MEta Network Analysis

Description

Most random graph models including exponential random graph models and stochastic actor-oriented models are fitted on a single network (e.g., in one classroom). However, there is a great need to combine or compare random graph models fitted on multiple networks (e.g., in multiple classrooms or different types of social networks in the same classroom). This course introduces meta network analysis that can meet this need. It can account for both within- and cross-network correlations in the coefficients of random graph models. The multilevel meta network analysis can further include predictors at network or higher levels to explain the variation in the coefficients. As such, meta network analysis is very useful for studying how ecological factors affect network formation or network dynamics and for fitting random graph models on big networks or multiplex networks with different types of social ties. Examples and R code will be provided. Basic knowledge in R and exponential random graph models is preferred. 

Outline (Request syllabus)

Instructor

Dr. Weihua An is Associate Professor (tenured) of Sociology & Quantitative Theory and Methods and associated faculty of the East Asian Studies Program, the Goizueta Business School, and the Rollins School of Public Health at Emory University.
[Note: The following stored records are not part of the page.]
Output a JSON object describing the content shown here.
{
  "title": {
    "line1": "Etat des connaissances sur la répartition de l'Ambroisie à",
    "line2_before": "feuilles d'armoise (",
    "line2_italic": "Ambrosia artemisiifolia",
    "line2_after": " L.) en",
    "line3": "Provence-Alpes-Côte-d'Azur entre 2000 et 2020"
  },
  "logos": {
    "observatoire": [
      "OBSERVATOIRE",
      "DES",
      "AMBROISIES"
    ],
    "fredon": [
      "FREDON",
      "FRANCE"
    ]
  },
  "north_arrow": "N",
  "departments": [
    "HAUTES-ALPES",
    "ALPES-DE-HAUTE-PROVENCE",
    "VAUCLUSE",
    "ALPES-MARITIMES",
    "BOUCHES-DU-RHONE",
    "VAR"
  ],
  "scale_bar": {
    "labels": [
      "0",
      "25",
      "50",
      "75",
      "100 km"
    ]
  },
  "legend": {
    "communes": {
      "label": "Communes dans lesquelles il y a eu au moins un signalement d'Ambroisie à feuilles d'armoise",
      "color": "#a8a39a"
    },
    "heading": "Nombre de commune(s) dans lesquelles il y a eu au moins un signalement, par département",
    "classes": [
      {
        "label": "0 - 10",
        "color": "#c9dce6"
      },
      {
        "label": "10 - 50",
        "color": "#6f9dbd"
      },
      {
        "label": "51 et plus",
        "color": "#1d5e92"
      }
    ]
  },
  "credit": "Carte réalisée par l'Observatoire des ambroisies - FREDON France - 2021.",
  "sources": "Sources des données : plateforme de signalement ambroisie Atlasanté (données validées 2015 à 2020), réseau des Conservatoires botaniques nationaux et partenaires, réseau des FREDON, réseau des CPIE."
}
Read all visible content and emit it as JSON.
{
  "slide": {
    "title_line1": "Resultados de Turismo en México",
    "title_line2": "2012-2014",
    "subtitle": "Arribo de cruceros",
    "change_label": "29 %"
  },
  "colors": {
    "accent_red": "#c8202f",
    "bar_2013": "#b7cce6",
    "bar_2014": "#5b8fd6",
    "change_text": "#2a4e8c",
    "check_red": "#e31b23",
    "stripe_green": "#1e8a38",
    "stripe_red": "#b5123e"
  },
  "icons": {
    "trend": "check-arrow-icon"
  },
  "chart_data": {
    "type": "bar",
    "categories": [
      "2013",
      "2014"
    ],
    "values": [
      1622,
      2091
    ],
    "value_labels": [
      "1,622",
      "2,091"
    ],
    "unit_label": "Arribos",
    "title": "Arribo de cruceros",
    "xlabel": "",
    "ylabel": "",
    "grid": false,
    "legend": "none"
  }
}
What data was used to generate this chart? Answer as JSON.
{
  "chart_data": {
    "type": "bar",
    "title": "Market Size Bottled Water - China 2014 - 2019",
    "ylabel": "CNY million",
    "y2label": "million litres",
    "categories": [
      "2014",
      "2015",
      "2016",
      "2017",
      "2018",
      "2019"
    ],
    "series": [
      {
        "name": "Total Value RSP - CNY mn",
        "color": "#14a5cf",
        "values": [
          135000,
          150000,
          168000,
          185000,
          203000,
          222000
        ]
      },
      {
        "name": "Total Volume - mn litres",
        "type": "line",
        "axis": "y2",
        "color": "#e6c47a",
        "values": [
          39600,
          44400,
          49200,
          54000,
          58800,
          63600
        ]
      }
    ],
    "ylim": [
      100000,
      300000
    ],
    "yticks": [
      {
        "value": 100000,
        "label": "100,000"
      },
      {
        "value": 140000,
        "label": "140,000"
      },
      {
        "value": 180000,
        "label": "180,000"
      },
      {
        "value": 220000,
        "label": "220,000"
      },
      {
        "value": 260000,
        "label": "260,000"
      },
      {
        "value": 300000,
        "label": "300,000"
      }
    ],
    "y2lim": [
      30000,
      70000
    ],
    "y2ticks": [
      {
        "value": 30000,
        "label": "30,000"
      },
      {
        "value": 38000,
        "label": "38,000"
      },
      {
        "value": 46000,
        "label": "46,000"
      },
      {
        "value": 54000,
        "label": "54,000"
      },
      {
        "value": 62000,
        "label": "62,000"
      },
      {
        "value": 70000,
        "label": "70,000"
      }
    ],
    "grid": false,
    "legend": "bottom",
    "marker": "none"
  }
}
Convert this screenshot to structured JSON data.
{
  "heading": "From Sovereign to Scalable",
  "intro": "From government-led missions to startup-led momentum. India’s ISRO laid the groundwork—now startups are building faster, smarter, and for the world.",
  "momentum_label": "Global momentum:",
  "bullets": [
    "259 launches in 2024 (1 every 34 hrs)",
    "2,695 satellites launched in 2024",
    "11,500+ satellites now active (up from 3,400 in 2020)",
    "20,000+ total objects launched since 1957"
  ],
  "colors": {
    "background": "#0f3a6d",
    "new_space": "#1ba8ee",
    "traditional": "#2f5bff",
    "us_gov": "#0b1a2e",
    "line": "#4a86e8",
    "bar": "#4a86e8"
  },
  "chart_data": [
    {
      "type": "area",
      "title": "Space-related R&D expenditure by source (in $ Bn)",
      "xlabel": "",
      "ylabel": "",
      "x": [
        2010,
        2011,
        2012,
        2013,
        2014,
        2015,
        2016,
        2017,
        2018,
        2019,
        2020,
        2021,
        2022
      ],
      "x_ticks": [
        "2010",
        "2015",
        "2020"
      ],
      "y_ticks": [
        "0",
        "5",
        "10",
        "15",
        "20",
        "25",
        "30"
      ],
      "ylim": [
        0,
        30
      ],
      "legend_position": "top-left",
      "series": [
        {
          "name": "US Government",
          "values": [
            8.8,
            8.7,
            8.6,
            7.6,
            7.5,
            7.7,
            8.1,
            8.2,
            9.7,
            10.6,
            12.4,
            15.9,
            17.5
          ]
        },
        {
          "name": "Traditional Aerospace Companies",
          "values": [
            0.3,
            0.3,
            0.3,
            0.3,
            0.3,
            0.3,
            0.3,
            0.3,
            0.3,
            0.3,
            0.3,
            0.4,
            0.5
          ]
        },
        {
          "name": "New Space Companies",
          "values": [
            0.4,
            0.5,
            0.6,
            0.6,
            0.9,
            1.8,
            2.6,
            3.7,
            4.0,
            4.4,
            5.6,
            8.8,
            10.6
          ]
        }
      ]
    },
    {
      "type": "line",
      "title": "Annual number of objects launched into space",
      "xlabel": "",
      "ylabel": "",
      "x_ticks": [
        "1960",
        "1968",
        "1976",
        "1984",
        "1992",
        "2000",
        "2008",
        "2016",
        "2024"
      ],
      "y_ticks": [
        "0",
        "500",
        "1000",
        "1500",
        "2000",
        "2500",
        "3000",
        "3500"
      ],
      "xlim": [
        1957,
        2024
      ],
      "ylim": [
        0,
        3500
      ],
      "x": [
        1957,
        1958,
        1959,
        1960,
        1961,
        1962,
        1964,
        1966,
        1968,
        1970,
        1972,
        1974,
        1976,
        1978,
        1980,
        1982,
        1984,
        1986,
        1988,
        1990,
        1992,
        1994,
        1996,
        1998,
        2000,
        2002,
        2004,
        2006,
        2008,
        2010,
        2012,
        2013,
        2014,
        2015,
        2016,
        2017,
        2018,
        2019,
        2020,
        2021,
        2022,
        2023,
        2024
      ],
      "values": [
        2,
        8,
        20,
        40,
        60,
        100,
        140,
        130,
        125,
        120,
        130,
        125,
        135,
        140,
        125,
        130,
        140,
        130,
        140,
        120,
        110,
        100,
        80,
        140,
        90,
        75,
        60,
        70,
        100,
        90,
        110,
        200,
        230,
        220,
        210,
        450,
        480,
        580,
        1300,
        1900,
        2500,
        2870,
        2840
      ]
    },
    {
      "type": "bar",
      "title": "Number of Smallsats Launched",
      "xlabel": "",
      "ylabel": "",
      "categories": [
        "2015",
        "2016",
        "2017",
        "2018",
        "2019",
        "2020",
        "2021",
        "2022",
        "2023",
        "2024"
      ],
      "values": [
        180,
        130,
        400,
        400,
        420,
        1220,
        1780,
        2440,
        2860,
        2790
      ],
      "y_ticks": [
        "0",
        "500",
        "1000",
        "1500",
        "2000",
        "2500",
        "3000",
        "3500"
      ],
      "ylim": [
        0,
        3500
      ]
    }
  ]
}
He received a Ph.D. in Sociology and an A.M. in Statistics from Harvard University and was a doctoral fellow and a postdoc fellow at Harvard Kennedy School. His research advances theories and methods for network analysis and causal inference with applications to studying inequality and social policy (e.g., immigration, housing, education, and redistributive policy), health (e.g., peer effects, perceived risk, social network-based interventions, and pandemics), and organizations. He has published widely in both methodological and substantive journals and has also authored multiple statistical software including "fglsnet", "LARF", and "keyplayer" in R and "DIDMatch' in Stata, which have received over 130K downloads in total.  He has served or is serving on the editorial boards of American Sociological Review, Journal of Machine Learning Research, Social Science Research, Sociological Methodology, and Sociological Methods and Research and has edited several special issues at top journals including the latest Methodological Advances in Quantitative Social Science (Social Science Research 50th Anniversary Series). He is a recipient of the Faculty Teaching Award from Emory Sociology and has advised over 20 dissertations and multiple honors theses. He is an instructor for the NIDA-funded program “Training in Advanced Data Analytics and Computational Sciences” at Emory and also has extensive experience in leading methods training programs for researchers and working professionals. Dr. An has studied social network analysis for over 16 years and has published on a range of topics, including causal network analysis (e.g., instrumental variable methods, social network-based interventions, and multilevel meta network analysis), network formation (e.g., theories on status differential and differential homophily), combing peer-reports and self-reports to improve data measurement, big and text network analysis (e.g., the “blocking-bridging-stacking” method), and assessing the joint effects of network and neighborhood, etc. 

Class Time

On-demand. Lecture and lab materials and recordings are available to view at your convenience.

Participants

Participants were from BI Norwegian Business School, The Chinese University of Hong Kong, The City University of New York, Colorado State University, ETH Zurich, Finnish Institute for Educational Research, Insper, Institute for Advanced Studies, Institute of Oriental Studies of the Russian Academy, George Mason University, IGBMC, The Mitchell Centre for Social Network Analysis, National Chiao Tung University Taiwan, National Research University Higher School of Economics, Purdue University, Queens College, Queen's University Belfast, Rensselaer Polytechnic Institute, San Diego State University, Tallahassee Community College, Texas Woman’s University, Tilburg University, Umea University, Sweden, University at Albany, SUNY, University of Arizona, University of Bern, University of Bristol, University of Chicago, University of Cincinnati, University of Florida, University of Jyväskylä, University of Kent, University of Miami, The University of Manchester, University of Mannheim, University of Michigan, University of Oxford, University of Sherbrooke, University of Southern California, University of Teacher Education Bern, University of Texas at Austin, University of Toronto, Vanderbilt University, etc.